Über 60 Abgeordnete fordern Sanktionen gegen Israel
Mehr als 60 Abgeordnete aus sieben verschiedenen politischen Parteien in Großbritannien haben dazu aufgerufen, umfassende Sanktionen gegen Israel zu verhängen, da das Land wiederholt gegen das Völkerrecht verstoßen habe.
In einem Brief an Außenminister David Lammy, der unter der Federführung der unabhängigen Abgeordneten Richard Burgon und Imran Hussain verfasst wurde, fordern die Abgeordneten des britischen Parlaments die britische Regierung auf, umfassende Sanktionen gegen Israel zu verhängen.
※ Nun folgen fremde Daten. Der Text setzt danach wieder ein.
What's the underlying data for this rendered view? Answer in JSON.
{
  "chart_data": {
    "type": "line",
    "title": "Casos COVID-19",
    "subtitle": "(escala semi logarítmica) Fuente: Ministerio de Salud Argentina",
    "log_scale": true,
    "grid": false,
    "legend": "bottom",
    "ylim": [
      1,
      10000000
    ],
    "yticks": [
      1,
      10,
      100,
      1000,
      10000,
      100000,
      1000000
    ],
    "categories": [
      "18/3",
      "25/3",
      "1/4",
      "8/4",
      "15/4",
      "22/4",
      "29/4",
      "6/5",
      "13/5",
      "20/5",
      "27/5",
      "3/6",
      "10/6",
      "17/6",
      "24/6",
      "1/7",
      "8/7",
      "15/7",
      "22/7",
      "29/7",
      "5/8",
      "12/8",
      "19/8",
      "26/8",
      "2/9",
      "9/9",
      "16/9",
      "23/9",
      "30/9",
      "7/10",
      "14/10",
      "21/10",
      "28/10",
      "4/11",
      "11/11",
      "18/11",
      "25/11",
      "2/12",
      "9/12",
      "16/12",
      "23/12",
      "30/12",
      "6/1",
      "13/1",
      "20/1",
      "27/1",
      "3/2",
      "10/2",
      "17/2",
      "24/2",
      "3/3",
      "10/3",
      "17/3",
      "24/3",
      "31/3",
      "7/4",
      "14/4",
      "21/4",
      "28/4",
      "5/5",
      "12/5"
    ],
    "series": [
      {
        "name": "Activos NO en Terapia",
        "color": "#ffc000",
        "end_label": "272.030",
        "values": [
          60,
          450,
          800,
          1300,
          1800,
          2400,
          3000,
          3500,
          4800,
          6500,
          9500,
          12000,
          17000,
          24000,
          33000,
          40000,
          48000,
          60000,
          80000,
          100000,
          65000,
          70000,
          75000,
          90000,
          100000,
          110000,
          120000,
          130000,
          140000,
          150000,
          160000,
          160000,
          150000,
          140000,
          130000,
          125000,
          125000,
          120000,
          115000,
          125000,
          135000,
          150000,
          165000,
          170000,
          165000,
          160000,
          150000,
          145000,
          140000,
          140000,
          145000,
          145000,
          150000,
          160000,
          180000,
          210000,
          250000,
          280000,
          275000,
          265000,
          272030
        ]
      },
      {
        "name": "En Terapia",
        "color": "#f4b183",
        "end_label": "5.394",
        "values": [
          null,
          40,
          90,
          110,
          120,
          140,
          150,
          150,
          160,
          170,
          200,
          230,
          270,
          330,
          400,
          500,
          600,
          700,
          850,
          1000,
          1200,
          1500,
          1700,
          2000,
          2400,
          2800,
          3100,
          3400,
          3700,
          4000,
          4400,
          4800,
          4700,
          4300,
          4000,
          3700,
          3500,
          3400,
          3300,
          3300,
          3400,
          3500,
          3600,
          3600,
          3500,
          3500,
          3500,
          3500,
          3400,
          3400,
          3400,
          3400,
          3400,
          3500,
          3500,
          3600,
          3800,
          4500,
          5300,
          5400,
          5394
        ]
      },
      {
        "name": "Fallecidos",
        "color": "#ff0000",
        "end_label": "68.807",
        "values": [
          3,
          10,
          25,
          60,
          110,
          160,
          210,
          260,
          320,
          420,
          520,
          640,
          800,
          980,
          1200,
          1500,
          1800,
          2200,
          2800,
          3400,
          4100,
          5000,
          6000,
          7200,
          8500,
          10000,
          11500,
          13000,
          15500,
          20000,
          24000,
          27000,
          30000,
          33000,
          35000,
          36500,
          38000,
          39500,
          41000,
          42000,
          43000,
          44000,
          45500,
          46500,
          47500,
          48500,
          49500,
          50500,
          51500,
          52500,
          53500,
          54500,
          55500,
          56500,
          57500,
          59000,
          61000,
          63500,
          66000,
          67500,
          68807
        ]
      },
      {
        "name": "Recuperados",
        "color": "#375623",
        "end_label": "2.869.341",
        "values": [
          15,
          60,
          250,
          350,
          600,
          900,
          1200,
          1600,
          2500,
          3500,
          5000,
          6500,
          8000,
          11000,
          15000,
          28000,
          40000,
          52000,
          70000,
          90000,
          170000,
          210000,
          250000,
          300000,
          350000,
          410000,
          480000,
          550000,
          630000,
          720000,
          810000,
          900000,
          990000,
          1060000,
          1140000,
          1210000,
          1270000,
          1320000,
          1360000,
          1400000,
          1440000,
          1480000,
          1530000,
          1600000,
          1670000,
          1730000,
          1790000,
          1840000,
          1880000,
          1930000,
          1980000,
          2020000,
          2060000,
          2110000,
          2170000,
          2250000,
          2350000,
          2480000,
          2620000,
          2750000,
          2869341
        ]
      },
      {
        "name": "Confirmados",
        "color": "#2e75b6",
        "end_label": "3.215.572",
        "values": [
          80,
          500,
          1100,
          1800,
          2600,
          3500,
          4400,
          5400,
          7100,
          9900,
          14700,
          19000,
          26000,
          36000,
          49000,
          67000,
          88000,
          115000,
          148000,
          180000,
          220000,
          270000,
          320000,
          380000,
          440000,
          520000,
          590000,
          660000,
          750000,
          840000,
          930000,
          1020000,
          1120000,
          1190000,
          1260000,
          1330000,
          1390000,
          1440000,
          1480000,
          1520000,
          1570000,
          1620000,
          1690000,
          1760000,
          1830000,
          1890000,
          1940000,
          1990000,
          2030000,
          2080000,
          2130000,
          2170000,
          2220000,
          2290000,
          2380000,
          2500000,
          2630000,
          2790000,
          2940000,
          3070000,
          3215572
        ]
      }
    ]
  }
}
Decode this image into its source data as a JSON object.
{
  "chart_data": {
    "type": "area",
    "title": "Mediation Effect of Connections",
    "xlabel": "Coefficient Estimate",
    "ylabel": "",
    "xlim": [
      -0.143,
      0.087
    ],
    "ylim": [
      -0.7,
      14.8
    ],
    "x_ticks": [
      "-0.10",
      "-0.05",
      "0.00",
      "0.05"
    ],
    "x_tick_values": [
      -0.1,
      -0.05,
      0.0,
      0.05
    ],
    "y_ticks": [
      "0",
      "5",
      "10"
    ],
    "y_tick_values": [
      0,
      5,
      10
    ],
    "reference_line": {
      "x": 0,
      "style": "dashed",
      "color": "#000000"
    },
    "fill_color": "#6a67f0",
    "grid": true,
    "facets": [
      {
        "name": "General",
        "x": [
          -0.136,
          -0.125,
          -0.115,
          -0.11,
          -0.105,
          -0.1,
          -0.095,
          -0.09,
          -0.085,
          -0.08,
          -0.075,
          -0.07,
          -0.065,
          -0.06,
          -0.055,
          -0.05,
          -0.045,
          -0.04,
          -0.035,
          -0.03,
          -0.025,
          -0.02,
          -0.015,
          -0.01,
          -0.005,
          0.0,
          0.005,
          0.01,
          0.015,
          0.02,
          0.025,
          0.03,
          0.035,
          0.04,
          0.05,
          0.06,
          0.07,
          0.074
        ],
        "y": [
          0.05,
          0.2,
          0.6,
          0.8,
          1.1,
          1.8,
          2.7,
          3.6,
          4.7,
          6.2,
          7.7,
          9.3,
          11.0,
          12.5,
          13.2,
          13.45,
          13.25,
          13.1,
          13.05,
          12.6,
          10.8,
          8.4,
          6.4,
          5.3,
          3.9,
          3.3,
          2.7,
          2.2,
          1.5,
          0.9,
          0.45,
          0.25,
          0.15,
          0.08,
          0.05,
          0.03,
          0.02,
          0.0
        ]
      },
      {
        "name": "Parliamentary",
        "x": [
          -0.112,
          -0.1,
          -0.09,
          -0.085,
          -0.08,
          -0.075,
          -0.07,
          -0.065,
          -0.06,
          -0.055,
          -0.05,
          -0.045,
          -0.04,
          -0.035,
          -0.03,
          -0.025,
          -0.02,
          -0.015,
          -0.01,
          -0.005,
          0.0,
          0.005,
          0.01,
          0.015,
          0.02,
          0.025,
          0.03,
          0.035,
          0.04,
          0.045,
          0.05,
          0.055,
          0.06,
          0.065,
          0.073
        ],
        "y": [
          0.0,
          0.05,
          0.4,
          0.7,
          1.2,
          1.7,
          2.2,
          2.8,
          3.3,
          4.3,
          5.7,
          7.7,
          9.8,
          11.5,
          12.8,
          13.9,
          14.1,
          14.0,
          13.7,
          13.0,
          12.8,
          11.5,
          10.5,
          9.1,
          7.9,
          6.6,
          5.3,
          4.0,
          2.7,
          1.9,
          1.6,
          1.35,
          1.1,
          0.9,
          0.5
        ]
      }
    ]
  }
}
Der Brief wurde von mehr als 60 Abgeordneten aus sieben verschiedenen politischen Parteien unterzeichnet, darunter die Abgeordnete der regierenden Labour Party Diane Abbott, der unabhängige Abgeordnete John McDonnell, die Mitbegründerin der Grünen und Abgeordnete Carla Denyer sowie der ehemalige Vorsitzende der Labour Party und unabhängige Abgeordnete Jeremy Corbyn.
Neben Abgeordneten, die die Liberaldemokraten, Plaid Cymru und die Schottische Nationalpartei (SNP) vertreten, unterstützten auch zahlreiche Mitglieder des Oberhauses, des House of Lords, das Schreiben.
AUFRUF AN DIE BRITISCHE REGIERUNG ZUR EINHALTUNG DES VÖLKERRECHTS
In dem Brief wird auf das Gutachten des Internationalen Gerichtshofs (IGH) vom Juli verwiesen, in dem die Besatzung palästinensischer Gebiete durch Israel als rechtswidrig eingestuft und deren schnellstmögliche Beendigung gefordert wurde.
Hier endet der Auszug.